Our sons have had some of the most amazing friends through their school years and subsequently into adulthood.  My husband and I, and the boys, have watched each one of them move on to college, jobs, and now, the normal path of engagements, weddings and now, babies.  We are elated at their joy and success and we celebrate with them….but at the same time, I look around and see our life not changing and I am once again hopping backward.

This morning, my calendar glared at me with the reminder that it was time to file the annual guardianship papers on one of the boys—a task that I loathe, but at the same time, I am thankful to have as an option. The forms beckoned me with questions like, “Who currently supervises the Ward (my son) on a daily basis?” or “Please describe in details the current mental condition of the ward.”  On any other given day I might just busily go about filling in the questions I am so familiar with giving no regard to the emotional ramifications….but, today it hit me hard. Another reminder of our path.
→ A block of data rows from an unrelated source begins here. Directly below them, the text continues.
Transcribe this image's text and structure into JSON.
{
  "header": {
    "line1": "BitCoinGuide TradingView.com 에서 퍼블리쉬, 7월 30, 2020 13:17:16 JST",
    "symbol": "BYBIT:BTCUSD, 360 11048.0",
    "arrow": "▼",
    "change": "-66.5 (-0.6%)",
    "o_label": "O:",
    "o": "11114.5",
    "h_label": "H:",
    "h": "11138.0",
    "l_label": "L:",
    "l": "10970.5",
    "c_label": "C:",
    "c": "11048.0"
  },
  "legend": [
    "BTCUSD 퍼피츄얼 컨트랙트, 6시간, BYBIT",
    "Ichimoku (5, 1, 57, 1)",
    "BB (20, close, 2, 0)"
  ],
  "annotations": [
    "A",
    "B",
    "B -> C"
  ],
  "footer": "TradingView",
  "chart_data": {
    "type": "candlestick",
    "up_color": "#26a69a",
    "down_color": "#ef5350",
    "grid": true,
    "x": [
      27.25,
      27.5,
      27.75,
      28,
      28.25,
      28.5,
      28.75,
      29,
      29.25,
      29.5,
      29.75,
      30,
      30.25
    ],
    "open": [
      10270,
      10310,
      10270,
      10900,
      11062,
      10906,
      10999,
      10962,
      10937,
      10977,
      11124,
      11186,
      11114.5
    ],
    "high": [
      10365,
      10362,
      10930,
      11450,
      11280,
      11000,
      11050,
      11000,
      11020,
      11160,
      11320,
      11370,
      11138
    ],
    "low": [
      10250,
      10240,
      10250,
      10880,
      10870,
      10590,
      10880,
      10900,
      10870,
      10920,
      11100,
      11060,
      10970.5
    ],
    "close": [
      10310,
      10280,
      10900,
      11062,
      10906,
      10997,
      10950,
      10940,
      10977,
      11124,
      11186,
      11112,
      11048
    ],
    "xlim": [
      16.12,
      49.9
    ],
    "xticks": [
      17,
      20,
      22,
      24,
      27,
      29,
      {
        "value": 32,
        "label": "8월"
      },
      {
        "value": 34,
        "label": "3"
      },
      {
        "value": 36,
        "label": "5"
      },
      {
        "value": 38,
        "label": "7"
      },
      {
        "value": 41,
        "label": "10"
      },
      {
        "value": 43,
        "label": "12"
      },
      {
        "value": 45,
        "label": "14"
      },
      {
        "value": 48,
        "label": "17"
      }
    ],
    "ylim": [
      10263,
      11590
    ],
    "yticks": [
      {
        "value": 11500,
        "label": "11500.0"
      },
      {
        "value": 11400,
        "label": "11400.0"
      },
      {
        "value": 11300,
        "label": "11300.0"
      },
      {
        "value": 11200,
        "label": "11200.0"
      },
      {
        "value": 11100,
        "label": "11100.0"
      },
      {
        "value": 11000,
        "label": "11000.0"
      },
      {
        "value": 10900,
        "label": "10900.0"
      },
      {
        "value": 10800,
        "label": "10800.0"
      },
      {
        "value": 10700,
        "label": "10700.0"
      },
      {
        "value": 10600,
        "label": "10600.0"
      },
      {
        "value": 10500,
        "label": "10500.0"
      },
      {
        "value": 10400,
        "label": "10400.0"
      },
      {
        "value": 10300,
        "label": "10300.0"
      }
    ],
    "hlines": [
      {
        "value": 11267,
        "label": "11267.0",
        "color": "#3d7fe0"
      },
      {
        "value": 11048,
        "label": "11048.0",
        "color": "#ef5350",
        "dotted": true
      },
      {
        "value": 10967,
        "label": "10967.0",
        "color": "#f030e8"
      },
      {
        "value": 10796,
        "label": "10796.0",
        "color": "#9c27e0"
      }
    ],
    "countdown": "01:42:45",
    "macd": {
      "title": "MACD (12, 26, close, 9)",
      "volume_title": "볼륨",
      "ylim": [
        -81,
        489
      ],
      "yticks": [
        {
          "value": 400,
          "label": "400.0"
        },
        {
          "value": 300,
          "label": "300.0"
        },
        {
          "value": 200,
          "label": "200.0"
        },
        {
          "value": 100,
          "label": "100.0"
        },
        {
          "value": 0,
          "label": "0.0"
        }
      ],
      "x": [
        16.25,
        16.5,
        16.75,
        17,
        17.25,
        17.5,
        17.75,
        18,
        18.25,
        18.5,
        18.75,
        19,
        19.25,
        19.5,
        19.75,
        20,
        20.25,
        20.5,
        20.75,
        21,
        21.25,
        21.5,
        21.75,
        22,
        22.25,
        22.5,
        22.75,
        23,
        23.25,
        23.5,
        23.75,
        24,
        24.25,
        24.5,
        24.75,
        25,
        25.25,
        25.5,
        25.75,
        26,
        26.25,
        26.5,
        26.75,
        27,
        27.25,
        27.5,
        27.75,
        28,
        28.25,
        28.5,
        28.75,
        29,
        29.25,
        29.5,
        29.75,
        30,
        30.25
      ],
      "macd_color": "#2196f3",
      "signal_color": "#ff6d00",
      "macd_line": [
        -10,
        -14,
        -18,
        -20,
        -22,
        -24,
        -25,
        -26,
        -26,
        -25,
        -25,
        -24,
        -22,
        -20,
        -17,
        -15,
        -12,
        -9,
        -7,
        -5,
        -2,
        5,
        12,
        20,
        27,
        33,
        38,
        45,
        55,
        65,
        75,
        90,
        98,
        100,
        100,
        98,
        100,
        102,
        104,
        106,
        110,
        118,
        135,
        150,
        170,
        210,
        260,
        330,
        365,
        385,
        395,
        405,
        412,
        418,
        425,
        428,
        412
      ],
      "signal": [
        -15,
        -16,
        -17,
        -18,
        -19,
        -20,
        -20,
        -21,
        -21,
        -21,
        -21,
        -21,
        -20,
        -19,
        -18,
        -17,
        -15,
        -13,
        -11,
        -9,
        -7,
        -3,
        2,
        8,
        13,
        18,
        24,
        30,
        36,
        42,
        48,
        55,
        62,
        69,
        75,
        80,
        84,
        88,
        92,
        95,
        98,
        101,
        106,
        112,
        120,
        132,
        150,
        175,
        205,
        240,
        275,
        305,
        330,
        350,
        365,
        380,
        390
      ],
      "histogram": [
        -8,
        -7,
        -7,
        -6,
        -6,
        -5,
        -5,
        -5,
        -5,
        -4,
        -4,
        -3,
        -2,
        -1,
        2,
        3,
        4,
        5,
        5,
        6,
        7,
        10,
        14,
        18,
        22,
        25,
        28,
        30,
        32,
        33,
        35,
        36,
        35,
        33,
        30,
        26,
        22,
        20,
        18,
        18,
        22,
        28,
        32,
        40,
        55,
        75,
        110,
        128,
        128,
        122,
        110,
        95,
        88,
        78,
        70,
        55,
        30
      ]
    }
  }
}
I needed a break from the paperwork so I dragged myself into the shower, trying to take a deep breath and swallow away the lump in my throat.  I rotated the faucet and put my face directly under the spray so that I could feel the hot rush of water run over my head.  It was peaceful and soothing.  I relished the solitude and quiet.  It gave me some time to gain perspective on the feelings I was having.  I needed that.  I find that perspective is often my best teacher.
I finished getting myself together and returned to my computer to finish the dreaded chore that continued to beckon my attention.  There is no delaying the chore since a delay would mean receiving a “nasty gram” from the court system stating that I was tardy in submitting the form, and I didn’t ever want to be late. It’s something I loathe more than the task itself.

I decided to take a peek at Facebook as a momentary diversion to see what my friends were doing. They had to be up to something better than I was, I told myself.  As I quickly glanced through the news feed, I came upon one of those memes that I typically scroll past, but this one caused me to pause….then to think and reflect.
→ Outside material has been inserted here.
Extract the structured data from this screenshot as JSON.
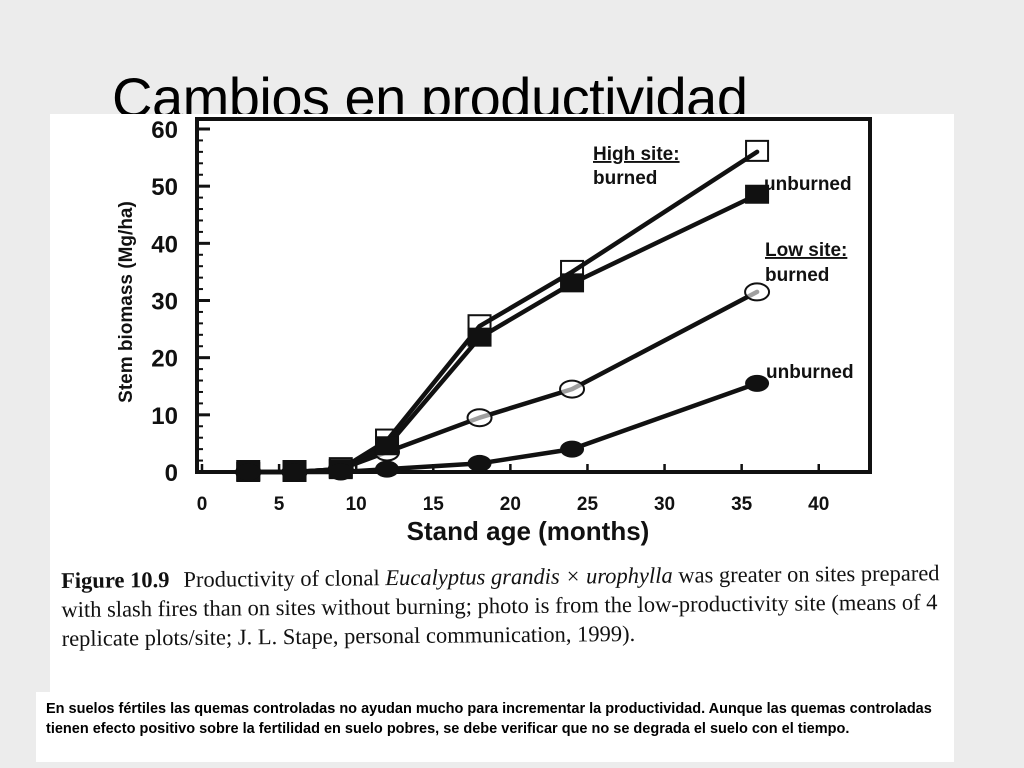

This was just the perspective I needed at that moment.  Mind you, I am keenly aware that my life is full of blessings. I am constantly thankful that my sons have taught me lessons that I would surely never have learned had it not been for their disability. I have a Saint for a husband that puts up with my every whim or mood or ridiculous desire. I am capable of many things and have many friends that love me.  Every person has one challenge or another and mine is no more difficult.

I am reminded that no life is perfect, but that it’s our response to those challenges that makes us the person that we are.  So, I will continue to do my part to make my family’s life a series of experiences. I will strive to make memories to last for whatever life we have left together. This shall be my path.